News

June 21, 2019

And its Over!

The 2019 Legislative Session is finally over, and as always, your Chamber Advocacy team was fully engaged in the fight for policies that serve the best interests of our members and our region. Now we can report the good, the bad and the ugly.

THE GOOD:

  • Single Payer Health Care was not acted upon. The Chamber has long supported affordable and comprehensive access to health insurance and a robust health care system without imposing new mandates and taxes. A government run, single payer health care system will not accomplish these goals. Consequently, the Chamber strongly opposes this legislation.
  • Prevailing wage was not acted upon. The Chamber strongly opposed this legislation, which would have slammed the brakes on economic development in Upstate New York.
  • The Legalization of Recreational Marijuana was not acted upon. Although the Chamber did not take a position on this proposal, we strongly oppose the inclusion of public policy issues, such as a proposal to legalize recreational marijuana, as part of end of session negotiations or as part of a “big ugly” bill.  Substantive policy issues should be submitted as stand-alone bills, thoughtfully reviewed, debated and subject to public hearings and public comment over an extensive period.
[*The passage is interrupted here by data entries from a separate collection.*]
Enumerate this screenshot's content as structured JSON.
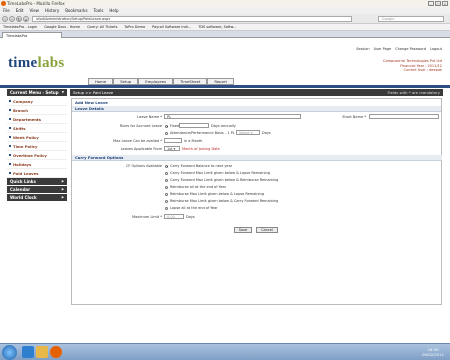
{
  "browser": {
    "window_title": "TimeLabsPro - Mozilla Firefox",
    "menu": [
      "File",
      "Edit",
      "View",
      "History",
      "Bookmarks",
      "Tools",
      "Help"
    ],
    "url": "ufpd/Administration/Setup/PaidLeave.aspx",
    "search_placeholder": "Google",
    "bookmarks": [
      "TimelabsPro - Login",
      "Google Docs - Home",
      "Query: All Tickets",
      "ToPro Demo",
      "Payroll Software Indi...",
      "TDS software, Softw..."
    ],
    "tab_title": "TimelabsPro"
  },
  "header": {
    "logo_main": "time",
    "logo_accent": "labs",
    "top_links": [
      "Session",
      "User Page",
      "Change Password",
      "Logout"
    ],
    "company_lines": [
      "Compuserve Technologies Pvt Ltd",
      "Financial Year : 2011/12",
      "Current User : deepak"
    ],
    "main_nav": [
      "Home",
      "Setup",
      "Employees",
      "TimeSheet",
      "Report"
    ]
  },
  "sidebar": {
    "current_menu": "Current Menu - Setup",
    "items": [
      "Company",
      "Branch",
      "Departments",
      "Shifts",
      "Week Policy",
      "Time Policy",
      "Overtime Policy",
      "Holidays",
      "Paid Leaves"
    ],
    "sections": [
      "Quick Links",
      "Calendar",
      "World Clock"
    ]
  },
  "breadcrumb": {
    "left": "Setup >> Paid Leave",
    "right": "Fields with * are mandatory"
  },
  "form": {
    "title": "Add New Leave",
    "leave_details": "Leave Details",
    "leave_name_label": "Leave Name *",
    "leave_name_value": "PL",
    "short_name_label": "Short Name *",
    "accrued_rules_label": "Rules for Accrued Leave",
    "fixed_label": "Fixed",
    "fixed_suffix": "Days annually",
    "attendance_label": "Attendance/Performance Basis - 1 PL -",
    "attendance_select": "Select",
    "attendance_suffix": "Days",
    "max_leave_label": "Max Leave Can be availed *",
    "max_leave_suffix": "in a Month",
    "applicable_label": "Leaves Applicable From",
    "applicable_value": "1st",
    "applicable_suffix": "Month of Joining Date",
    "carry_forward_title": "Carry Forward Options",
    "cf_options_label": "CF Options Available",
    "cf_options": [
      "Carry Forward Balance to next year",
      "Carry Forward Max Limit given below & Lapse Remaining",
      "Carry Forward Max Limit given below & Reimburse Remaining",
      "Reimburse all at the end of Year",
      "Reimburse Max Limit given below & Lapse Remaining",
      "Reimburse Max Limit given below & Carry Forward Remaining",
      "Lapse all at the end of Year"
    ],
    "maximum_limit_label": "Maximum Limit *",
    "maximum_limit_value": "0.00",
    "maximum_limit_suffix": "Days",
    "save_label": "Save",
    "cancel_label": "Cancel"
  },
  "taskbar": {
    "time": "16:30",
    "date": "09/02/2011"
  },
  "colors": {
    "brand_blue": "#2b4f82",
    "sidebar_link": "#8a3b1f",
    "header_dark": "#3a3a3a"
  }
}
Consideration of such policy issues should not occur during the final days of the legislative session as it does not allow for the proper engagement of the public and all stakeholders. The Chamber is grateful that the Legislature respected our perspective and did not take action on this legislation.
  • Masters-in-Education Teacher Incentive Scholarship Program has been amended through legislation passed to align the program with other state scholarship programs that allow students to choose the college or university with the academic program and approach that benefits them most. The Chamber supported the passage of this legislation, which was sponsored by Senator Neil Breslin and Assemblymember Pat Fahy.

THE BAD:

  • The State Office of the Utility Consumer Advocate was created through new legislation. The Chamber opposed this legislation. There are currently sufficient consumer advocates with expertise in utility services and New York State consumers are capably served by these existing advocates. The creation of a new state office of the Utility Consumer Advocate is unnecessary and will be a waste of resources. In short, taxpayers will be paying for something for which they already have access.

THE UGLY:

  • Universal Rent Control was signed into law. Its intent is to protect tenants and promote affordable housing. Unfortunately, this new law will fail to achieve either of these goals. Most tenant complaints could and should be more appropriately addressed through code enforcement. Regrettably, the necessary government funding has not been provided to allow for proper code enforcement at the local level. When it comes to affordable housing, the state is already investing $20 billion under a five-year Housing Plan that will create 100,000 affordable homes statewide. Additionally, millions of public and private dollars are being invested throughout the Capital Region on affordable housing. The Chamber was one of the few organizations to lead the fight against this well-intentioned but poorly conceived legislation. Unfortunately, emotion won out over facts and poor public policy was enacted at the expense of tenants, landlords and the Upstate economy.
  • Climate Leadership and Community Protection Act was passed and New York has enacted the most aggressive and costly climate change legislation in the nation.  To be clear, the Chamber supports efforts to reduce the carbon intensity of our economy without reducing economic growth. However, we had significant concerns with this legislation, its impact on our economy and its estimated $7B annual price tag. We therefore opposed the bill. Unfortunately, again emotion won out over facts and poor public policy was enacted at the expense of our economy. Going forward, it is the Chamber’s hope that policy makers will include the employer community at the table as they hammer out the details of this new act.